5 minute cycle times are way too long when some systems are capable of heating rates of about 1 deg/minute.

Many PID's have PWM cycle times of 1 - 2 seconds. And Auber EZBoils have cycle times of 16.7 mSec. Longer cycle times might work for mashing, if you can keep the wort from overheating around the element (which can denature the enzymes, and may cause scorching.) Also, mechanical relays capable of handling 25A aren't much cheaper than SSR's.

And if mech relays are such a good fit for brewing applications, why are there no commercial systems that use them instead of SSR's?

Brew on :mug:
 
This thread made me think............how do you ground an SSR? I'm assuming people mean if they're using a metal enclosure, and the aluminum heatsink is attached to the encloure, then the heatsink is grounded thereby making the SSR grounded?

I've got a plastic enclosure, with an aluminum heatsink, so maybe i should be running a ground wire to the heatsink in this case? Never even thought about it. Not that i touch the heatsink at all. just the first time i ran the new panel just to see how hot it got
 
This thread made me think............how do you ground an SSR? I'm assuming people mean if they're using a metal enclosure, and the aluminum heatsink is attached to the encloure, then the heatsink is grounded thereby making the SSR grounded?
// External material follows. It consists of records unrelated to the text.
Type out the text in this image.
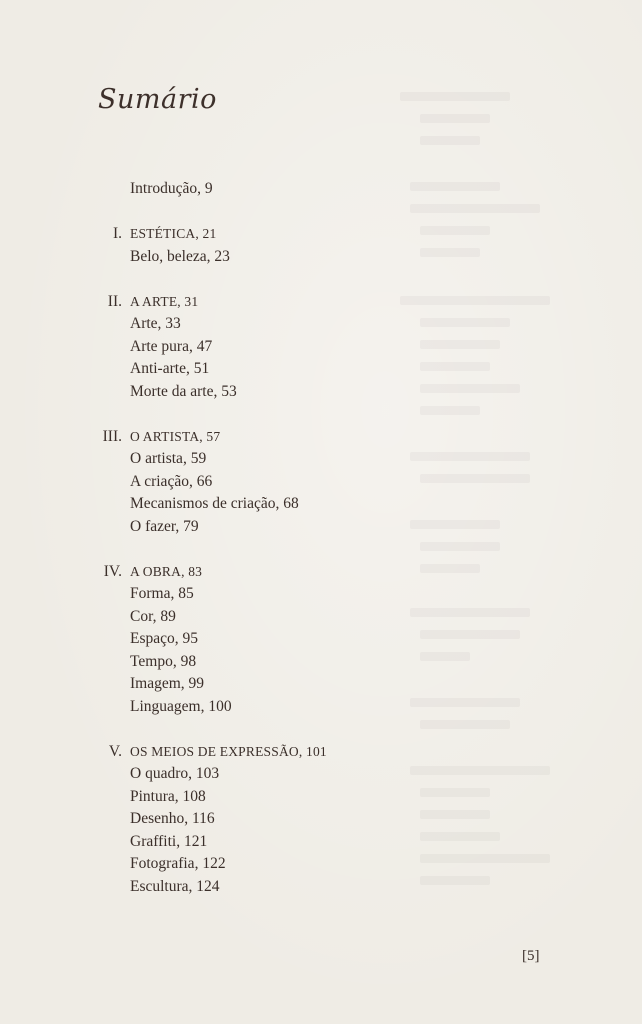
Sumário
Introdução, 9
I. ESTÉTICA, 21
Belo, beleza, 23
II. A ARTE, 31
Arte, 33
Arte pura, 47
Anti-arte, 51
Morte da arte, 53
III. O ARTISTA, 57
O artista, 59
A criação, 66
Mecanismos de criação, 68
O fazer, 79
IV. A OBRA, 83
Forma, 85
Cor, 89
Espaço, 95
Tempo, 98
Imagem, 99
Linguagem, 100
V. OS MEIOS DE EXPRESSÃO, 101
O quadro, 103
Pintura, 108
Desenho, 116
Graffiti, 121
Fotografia, 122
Escultura, 124
[5]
I've got a plastic enclosure, with an aluminum heatsink, so maybe i should be running a ground wire to the heatsink in this case? Never even thought about it. Not that i touch the heatsink at all. just the first time i ran the new panel just to see how hot it got
Yes, having the heatsink grounded is a good idea.
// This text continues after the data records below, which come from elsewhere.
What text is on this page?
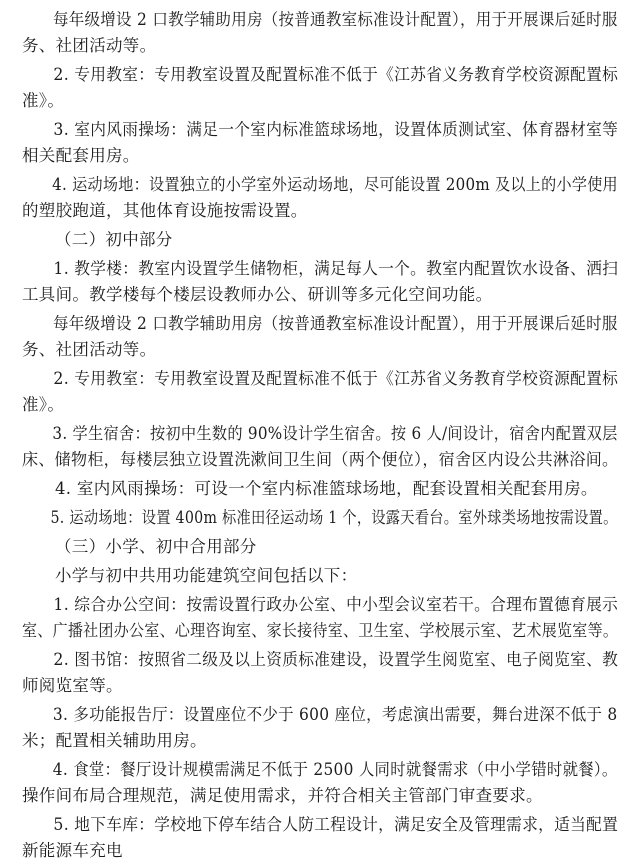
每年级增设 2 口教学辅助用房（按普通教室标准设计配置），用于开展课后延时服
务、社团活动等。
2. 专用教室：专用教室设置及配置标准不低于《江苏省义务教育学校资源配置标
准》。
3. 室内风雨操场：满足一个室内标准篮球场地，设置体质测试室、体育器材室等
相关配套用房。
4. 运动场地：设置独立的小学室外运动场地，尽可能设置 200m 及以上的小学使用
的塑胶跑道，其他体育设施按需设置。
（二）初中部分
1. 教学楼：教室内设置学生储物柜，满足每人一个。教室内配置饮水设备、洒扫
工具间。教学楼每个楼层设教师办公、研训等多元化空间功能。
每年级增设 2 口教学辅助用房（按普通教室标准设计配置），用于开展课后延时服
务、社团活动等。
2. 专用教室：专用教室设置及配置标准不低于《江苏省义务教育学校资源配置标
准》。
3. 学生宿舍：按初中生数的 90%设计学生宿舍。按 6 人/间设计，宿舍内配置双层
床、储物柜，每楼层独立设置洗漱间卫生间（两个便位），宿舍区内设公共淋浴间。
4. 室内风雨操场：可设一个室内标准篮球场地，配套设置相关配套用房。
5. 运动场地：设置 400m 标准田径运动场 1 个，设露天看台。室外球类场地按需设置。
（三）小学、初中合用部分
小学与初中共用功能建筑空间包括以下：
1. 综合办公空间：按需设置行政办公室、中小型会议室若干。合理布置德育展示
室、广播社团办公室、心理咨询室、家长接待室、卫生室、学校展示室、艺术展览室等。
2. 图书馆：按照省二级及以上资质标准建设，设置学生阅览室、电子阅览室、教
师阅览室等。
3. 多功能报告厅：设置座位不少于 600 座位，考虑演出需要，舞台进深不低于 8
米；配置相关辅助用房。
4. 食堂：餐厅设计规模需满足不低于 2500 人同时就餐需求（中小学错时就餐）。
操作间布局合理规范，满足使用需求，并符合相关主管部门审查要求。
5. 地下车库：学校地下停车结合人防工程设计，满足安全及管理需求，适当配置
新能源车充电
A ground wire on one of the mounting bolts/screws that contacts the SSR base plate is a good way to ground both the SSR and heatsink (assuming the mounting hardware contacts both.)

Brew on :mug:
 
Yes, having the heatsink grounded is a good idea.

A ground wire on one of the mounting bolts/screws that contacts the SSR base plate is a good way to ground both the SSR and heatsink (assuming the mounting hardware contacts both.)

Brew on :mug:
Thanks Doug. Dont know why i never thought about the heatsink. I'll tie a ground off the mounting screw to my grounding bar before my next brew!
 
When you are dealing with that much liquid volume for temperature control, you can cycle the relay over a 5 minute interval and still have very precise control.
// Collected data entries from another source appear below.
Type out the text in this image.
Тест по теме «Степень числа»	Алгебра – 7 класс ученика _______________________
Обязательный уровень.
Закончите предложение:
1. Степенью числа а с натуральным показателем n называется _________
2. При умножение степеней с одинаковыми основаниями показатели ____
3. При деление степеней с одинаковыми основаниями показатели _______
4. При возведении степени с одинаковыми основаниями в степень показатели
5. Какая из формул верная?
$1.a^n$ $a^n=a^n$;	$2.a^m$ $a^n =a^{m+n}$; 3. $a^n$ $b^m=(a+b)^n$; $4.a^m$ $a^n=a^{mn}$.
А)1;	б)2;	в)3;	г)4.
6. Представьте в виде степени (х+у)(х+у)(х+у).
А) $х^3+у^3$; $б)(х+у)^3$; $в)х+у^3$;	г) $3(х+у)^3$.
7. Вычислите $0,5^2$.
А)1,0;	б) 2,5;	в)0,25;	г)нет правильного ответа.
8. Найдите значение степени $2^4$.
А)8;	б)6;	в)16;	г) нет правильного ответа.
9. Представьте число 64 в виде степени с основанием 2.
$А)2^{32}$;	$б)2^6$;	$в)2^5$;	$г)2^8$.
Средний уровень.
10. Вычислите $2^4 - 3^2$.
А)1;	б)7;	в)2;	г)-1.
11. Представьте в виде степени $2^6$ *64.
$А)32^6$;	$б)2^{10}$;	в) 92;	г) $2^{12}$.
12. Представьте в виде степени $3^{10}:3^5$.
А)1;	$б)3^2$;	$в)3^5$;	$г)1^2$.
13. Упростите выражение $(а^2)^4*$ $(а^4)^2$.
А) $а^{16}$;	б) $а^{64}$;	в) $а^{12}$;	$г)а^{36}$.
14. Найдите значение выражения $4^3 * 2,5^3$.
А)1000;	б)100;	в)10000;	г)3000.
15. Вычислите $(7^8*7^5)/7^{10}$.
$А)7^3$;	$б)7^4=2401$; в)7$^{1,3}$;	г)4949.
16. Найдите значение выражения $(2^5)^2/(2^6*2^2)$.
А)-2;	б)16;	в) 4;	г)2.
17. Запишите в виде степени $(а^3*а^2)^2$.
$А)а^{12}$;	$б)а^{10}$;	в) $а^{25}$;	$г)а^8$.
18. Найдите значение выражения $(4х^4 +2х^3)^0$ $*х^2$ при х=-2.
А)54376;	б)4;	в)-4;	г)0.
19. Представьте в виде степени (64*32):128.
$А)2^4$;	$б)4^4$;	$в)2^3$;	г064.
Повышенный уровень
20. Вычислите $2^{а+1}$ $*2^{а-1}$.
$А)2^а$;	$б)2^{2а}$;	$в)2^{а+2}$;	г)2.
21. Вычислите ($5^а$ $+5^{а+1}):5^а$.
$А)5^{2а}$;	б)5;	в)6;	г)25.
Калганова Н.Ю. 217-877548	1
My kettle heats a 100F rise in 18 minutes. Even a 1 minute cycle time would be an oscillating disaster. That doesn't really matter because the boil control operates on a very fast PWM and I wouldn't want to hear a mechanical relay clicking even every second, nevermind...
 
Not sure why this went sideways to talking about a relays??

Anyway, all parts replaced on my #1 circuit, going to brew this weekend.
 
Mechanical relays wont hold up very long when clicking on and off multiple times per minute.. The contacts heat up this way and eventually fail by either fusing closed or burning/damaging the contact surface causing the current not to pass reliably. This weakness is literally one of the reasons SSRs exist.

In regards as to which brand to buy?.... well you should be safe with pretty much any correctly sized/rated SSR except the Fotek branded ones ... There are more counterfeit clones out there of the fotek branded ones than real fotek ssrs so your chances of having issues are much higher if you buy these.

In this case My money is on the problem being that contactor connection being the problem.
 
I ended up swapping the contactor and repairing the wire. Brewed twice this weekend no issues.